Rapid background reduction of circulating sodium iodide I 125-labelled Pisum sativum agglutinin used as a tumor-imaging radiopharmaceutical by the chemically galactosylated antibody.

Influence on the clearance of background radioactivity from the blood was studied by using a chemically galactosylated antibody to the radiopharmaceutical. Sodium iodide I 125-labelled Pisum sativum agglutinin (125I-PSA) was used as the model tumor-imaging radiopharmaceutical in this series of experiments. Rabbit (anti-PSA) immunoglobulin G (IgG) was chemically galactosylated with varying amounts of cyanomethylgalactose. Galactose concentration ranged from 11 to 17 mol/mol protein. Antibody activity was not affected by chemical galactosylation under the experimental conditions used.
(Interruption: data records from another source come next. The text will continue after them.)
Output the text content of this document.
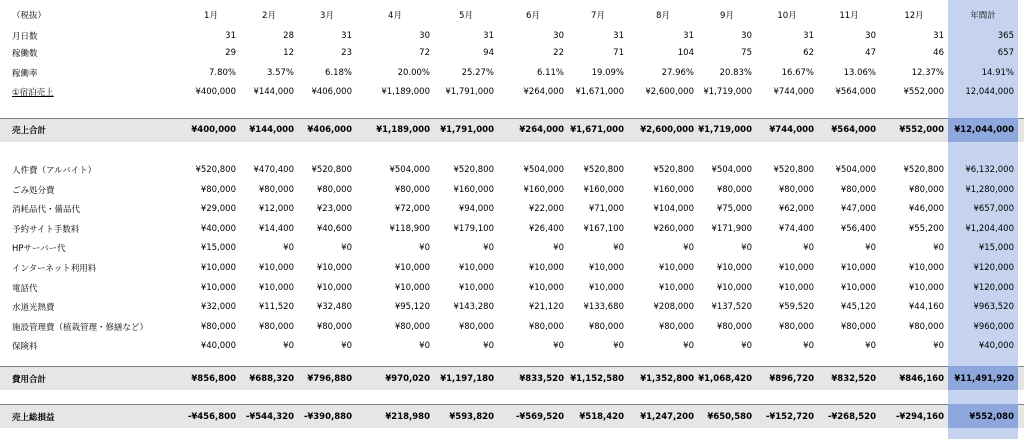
（税抜）	1月	2月	3月	4月	5月	6月	7月	8月	9月	10月	11月	12月	年間計
月日数	31	28	31	30	31	30	31	31	30	31	30	31	365
稼働数	29	12	23	72	94	22	71	104	75	62	47	46	657
稼働率	7.80%	3.57%	6.18%	20.00%	25.27%	6.11%	19.09%	27.96%	20.83%	16.67%	13.06%	12.37%	14.91%
①宿泊売上	¥400,000	¥144,000	¥406,000	¥1,189,000	¥1,791,000	¥264,000	¥1,671,000	¥2,600,000	¥1,719,000	¥744,000	¥564,000	¥552,000	12,044,000
売上合計	¥400,000	¥144,000	¥406,000	¥1,189,000	¥1,791,000	¥264,000 ¥1,671,000	¥2,600,000 ¥1,719,000	¥744,000	¥564,000	¥552,000	¥12,044,000
人件費（アルバイト）	¥520,800	¥470,400	¥520,800	¥504,000	¥520,800	¥504,000	¥520,800	¥520,800	¥504,000	¥520,800	¥504,000	¥520,800	¥6,132,000
ごみ処分費	¥80,000	¥80,000	¥80,000	¥80,000	¥160,000	¥160,000	¥160,000	¥160,000	¥80,000	¥80,000	¥80,000	¥80,000	¥1,280,000
消耗品代・備品代	¥29,000	¥12,000	¥23,000	¥72,000	¥94,000	¥22,000	¥71,000	¥104,000	¥75,000	¥62,000	¥47,000	¥46,000	¥657,000
予約サイト手数料	¥40,000	¥14,400	¥40,600	¥118,900	¥179,100	¥26,400	¥167,100	¥260,000	¥171,900	¥74,400	¥56,400	¥55,200	¥1,204,400
HPサーバー代	¥15,000	¥0	¥0	¥0	¥0	¥0	¥0	¥0	¥0	¥0	¥0	¥0	¥15,000
インターネット利用料	¥10,000	¥10,000	¥10,000	¥10,000	¥10,000	¥10,000	¥10,000	¥10,000	¥10,000	¥10,000	¥10,000	¥10,000	¥120,000
電話代	¥10,000	¥10,000	¥10,000	¥10,000	¥10,000	¥10,000	¥10,000	¥10,000	¥10,000	¥10,000	¥10,000	¥10,000	¥120,000
水道光熱費	¥32,000	¥11,520	¥32,480	¥95,120	¥143,280	¥21,120	¥133,680	¥208,000	¥137,520	¥59,520	¥45,120	¥44,160	¥963,520
施設管理費（植栽管理・修繕など）	¥80,000	¥80,000	¥80,000	¥80,000	¥80,000	¥80,000	¥80,000	¥80,000	¥80,000	¥80,000	¥80,000	¥80,000	¥960,000
保険料	¥40,000	¥0	¥0	¥0	¥0	¥0	¥0	¥0	¥0	¥0	¥0	¥0	¥40,000
費用合計	¥856,800	¥688,320	¥796,880	¥970,020	¥1,197,180	¥833,520 ¥1,152,580	¥1,352,800 ¥1,068,420	¥896,720	¥832,520	¥846,160	¥11,491,920
売上総損益	-¥456,800	-¥544,320	-¥390,880	¥218,980	¥593,820	-¥569,520	¥518,420	¥1,247,200	¥650,580	-¥152,720	-¥268,520	-¥294,160	¥552,080
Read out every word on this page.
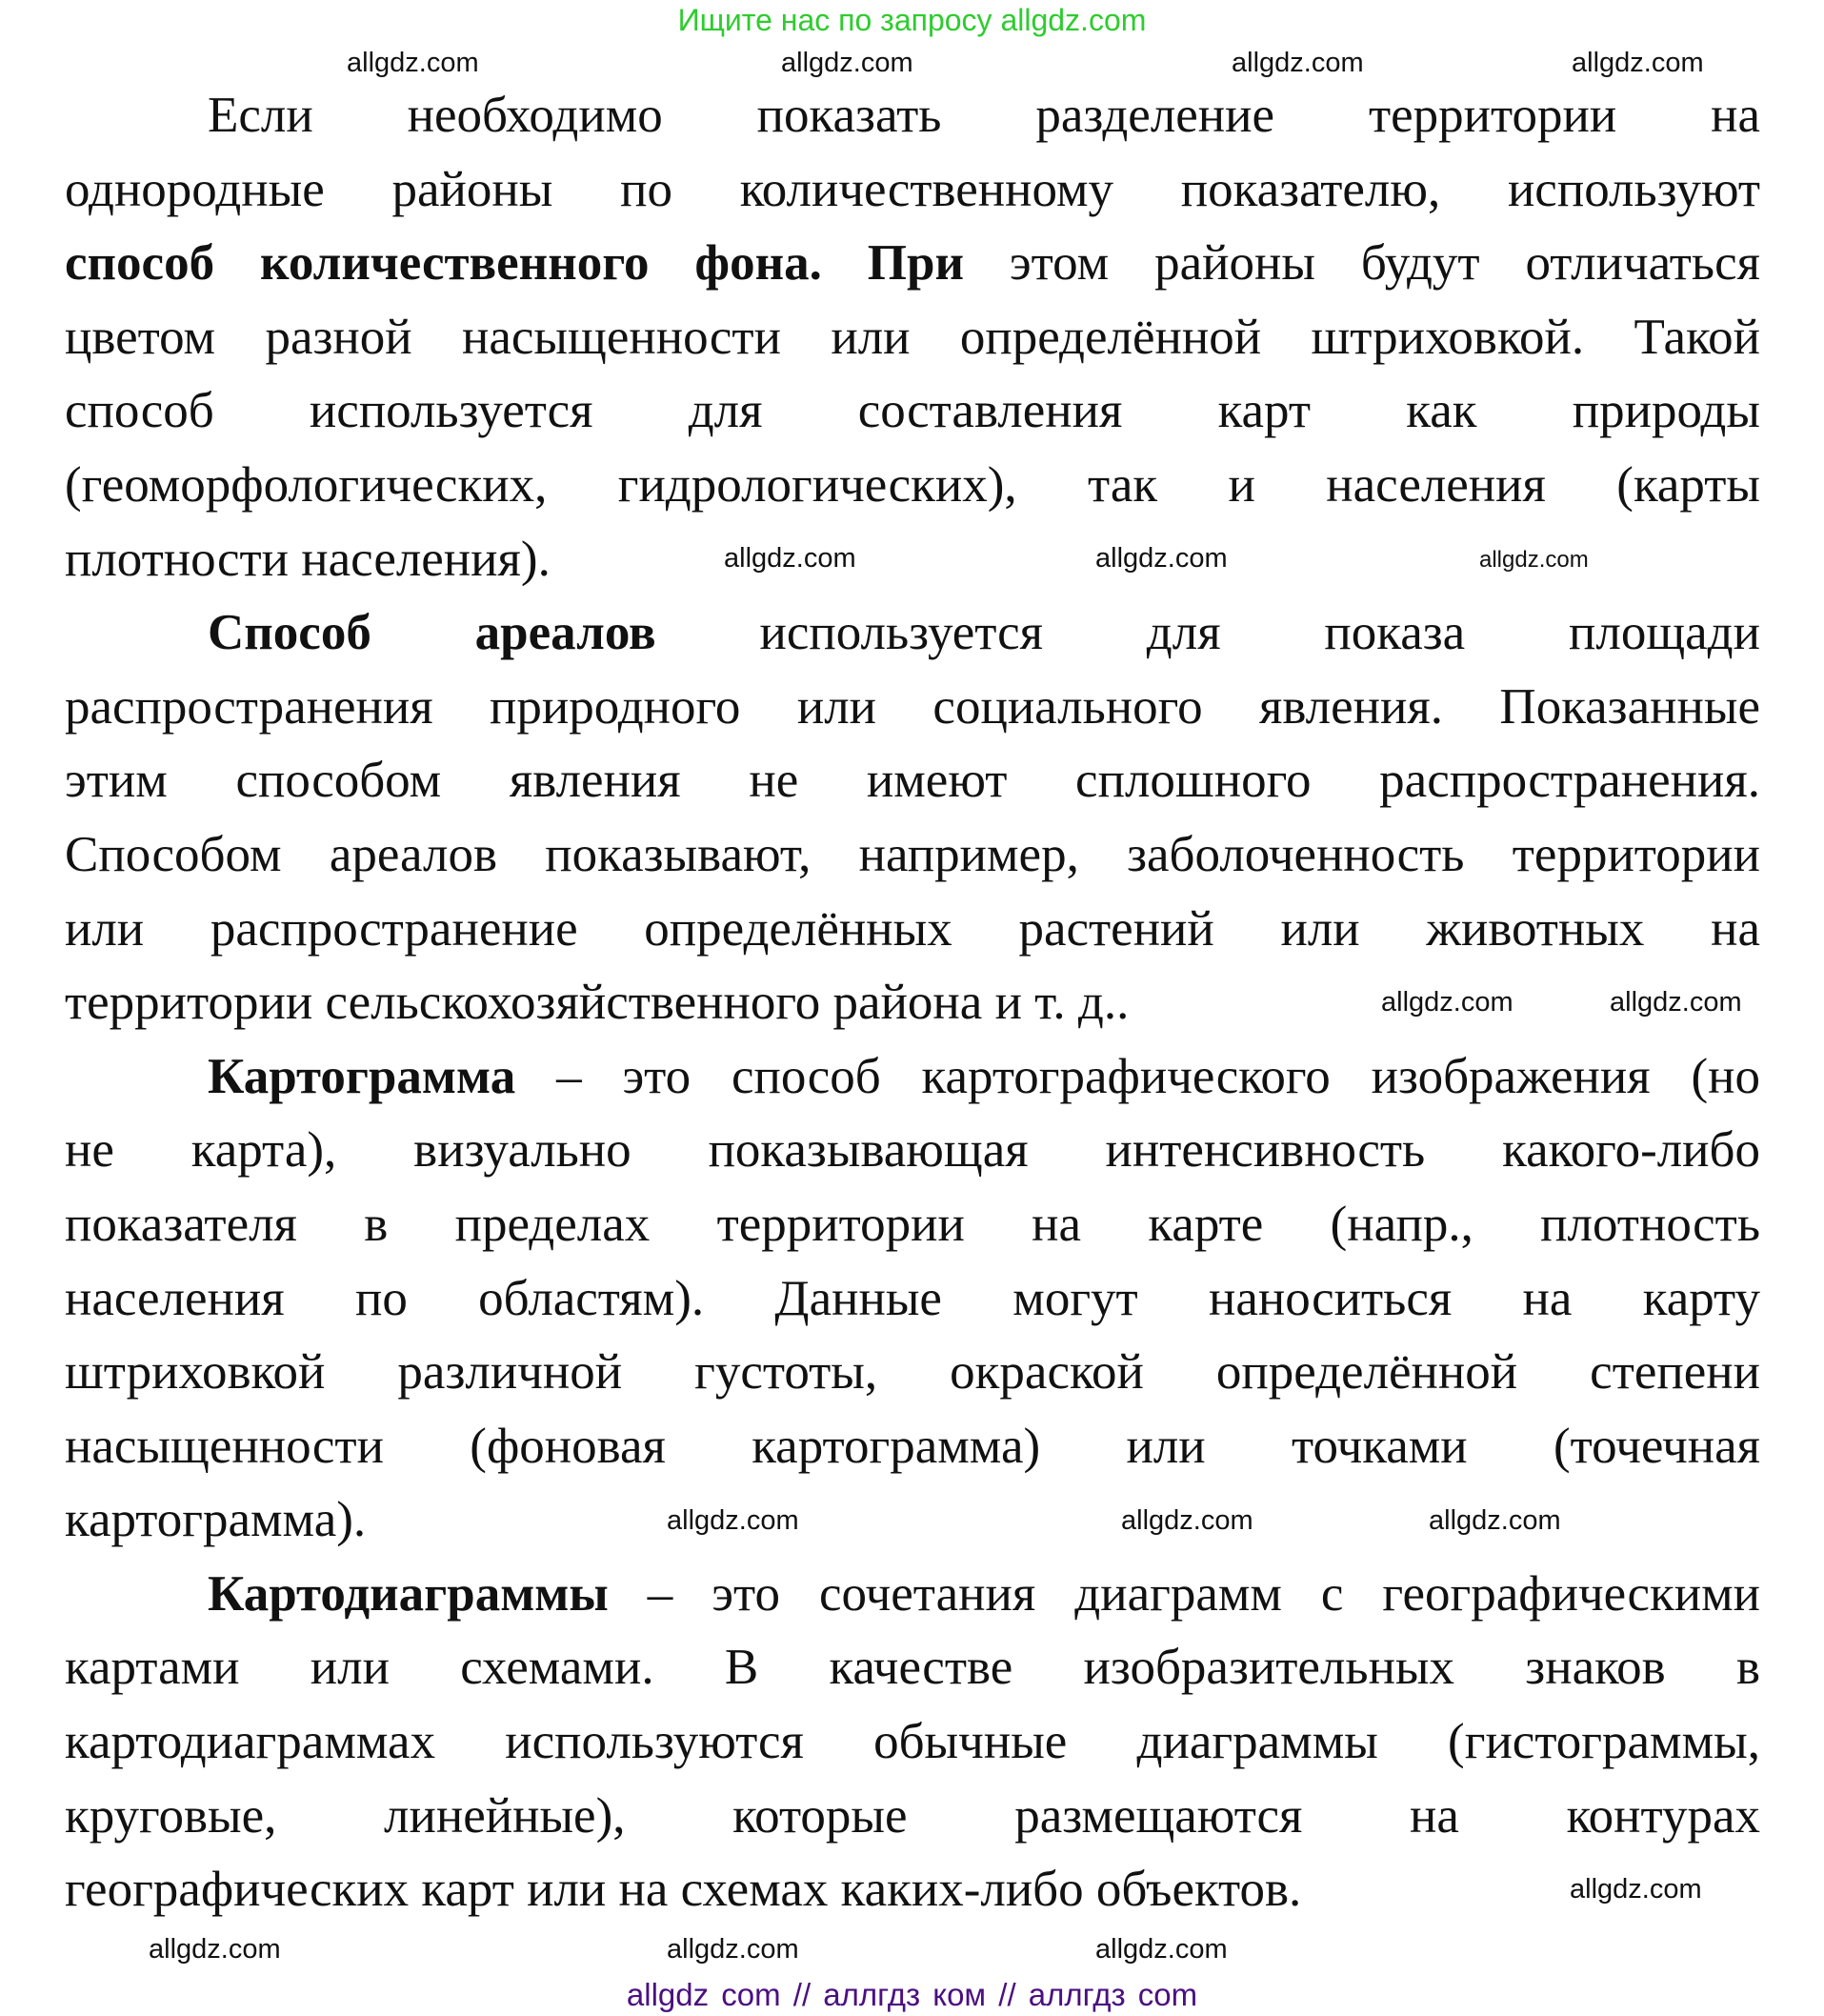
Ищите нас по запросу allgdz.com
Если необходимо показать разделение территории на
однородные районы по количественному показателю, используют
способ количественного фона. При этом районы будут отличаться
цветом разной насыщенности или определённой штриховкой. Такой
способ используется для составления карт как природы
(геоморфологических, гидрологических), так и населения (карты
плотности населения).
Способ ареалов используется для показа площади
распространения природного или социального явления. Показанные
этим способом явления не имеют сплошного распространения.
Способом ареалов показывают, например, заболоченность территории
или распространение определённых растений или животных на
территории сельскохозяйственного района и т. д..
Картограмма – это способ картографического изображения (но
не карта), визуально показывающая интенсивность какого-либо
показателя в пределах территории на карте (напр., плотность
населения по областям). Данные могут наноситься на карту
штриховкой различной густоты, окраской определённой степени
насыщенности (фоновая картограмма) или точками (точечная
картограмма).
Картодиаграммы – это сочетания диаграмм с географическими
картами или схемами. В качестве изобразительных знаков в
картодиаграммах используются обычные диаграммы (гистограммы,
круговые, линейные), которые размещаются на контурах
географических карт или на схемах каких-либо объектов.
allgdz.com	allgdz.com
allgdz.com	allgdz.com
allgdz.com
allgdz.com
allgdz.com
allgdz.com	allgdz.com
allgdz.com
allgdz.com	allgdz.com
allgdz.com	allgdz.com
allgdz.com
allgdz.com
allgdz com // аллгдз ком // аллгдз com
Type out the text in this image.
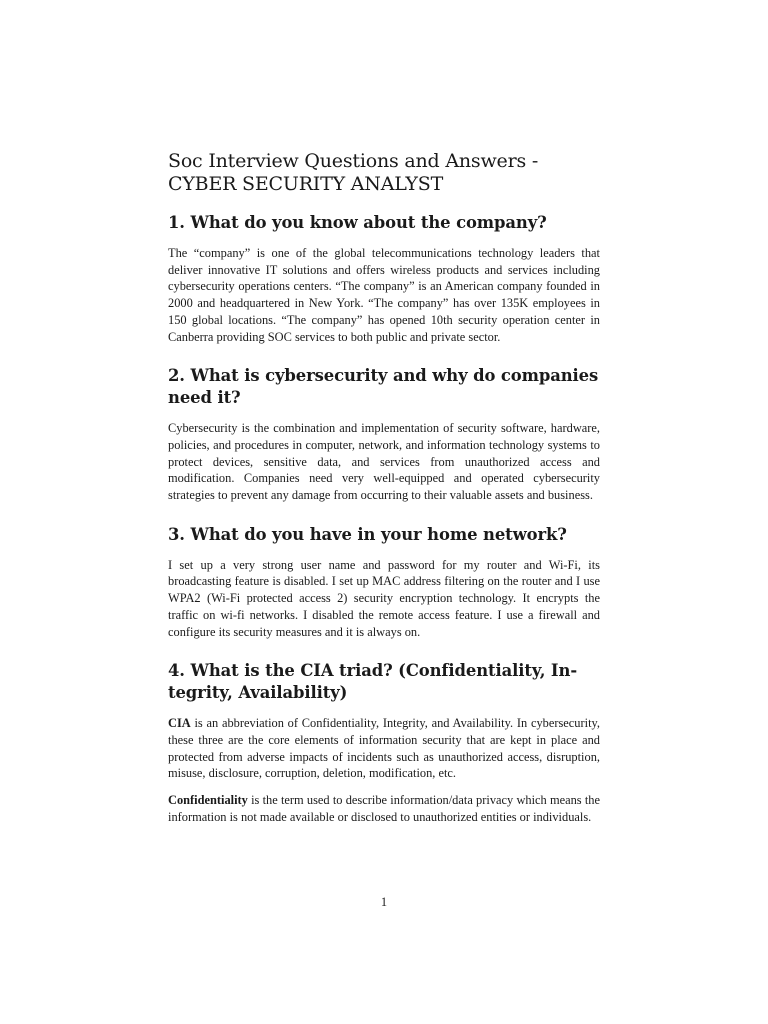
Soc Interview Questions and Answers - CYBER SECURITY ANALYST
1. What do you know about the company?

The “company” is one of the global telecommunications technology leaders that deliver innovative IT solutions and offers wireless products and services including cybersecurity operations centers. “The company” is an American company founded in 2000 and headquartered in New York. “The company” has over 135K employees in 150 global locations. “The company” has opened 10th security operation center in Canberra providing SOC services to both public and private sector.

2. What is cybersecurity and why do companies need it?

Cybersecurity is the combination and implementation of security software, hardware, policies, and procedures in computer, network, and information technology systems to protect devices, sensitive data, and services from unauthorized access and modification. Companies need very well-equipped and operated cybersecurity strategies to prevent any damage from occurring to their valuable assets and business.

3. What do you have in your home network?

I set up a very strong user name and password for my router and Wi-Fi, its broadcasting feature is disabled. I set up MAC address filtering on the router and I use WPA2 (Wi-Fi protected access 2) security encryption technology. It encrypts the traffic on wi-fi networks. I disabled the remote access feature. I use a firewall and configure its security measures and it is always on.

4. What is the CIA triad? (Confidentiality, Integrity, Availability)

CIA is an abbreviation of Confidentiality, Integrity, and Availability. In cybersecurity, these three are the core elements of information security that are kept in place and protected from adverse impacts of incidents such as unauthorized access, disruption, misuse, disclosure, corruption, deletion, modification, etc.

Confidentiality is the term used to describe information/data privacy which means the information is not made available or disclosed to unauthorized entities or individuals.

1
Blood clearance of the galactosylated anti-PSA (GAP) in normal mice was enhanced to varying degrees, depending on the degree of galactosylation; similarly, liver uptake was increased with the degree of galactosylation. Following injection of 125I-PSA in normal mice, the lectin was rapidly removed from the blood by subsequent injection of GAP. Increased hepatic uptake of the complex (lectin-galactosylated antibody) via protein-carbohydrate recognition caused the pronounced decrease in the 125I-PSA blood level. The effective time for 125I-PSA removal was as short as 15 min. The potency was dependent on the degree of galactosylation of the antibody. In sarcoma 180 (S-180) tumor-bearing mice, the capacity for blood clearance of 125I-PSA was also positively correlated to the degree of galactosylation. Moreover, the variation in the delivered dose ratio of antibody to lectin proved to lead to a further increase in background clearance. As a result, especially the tumor:blood ratio was significantly improved by a single administration of chemically galactosylated antibody, as compared with the value measured in the presence of unmodified antibody. These initial studies suggest that administration of GAP may improve nuclear imaging with radiopharmaceuticals.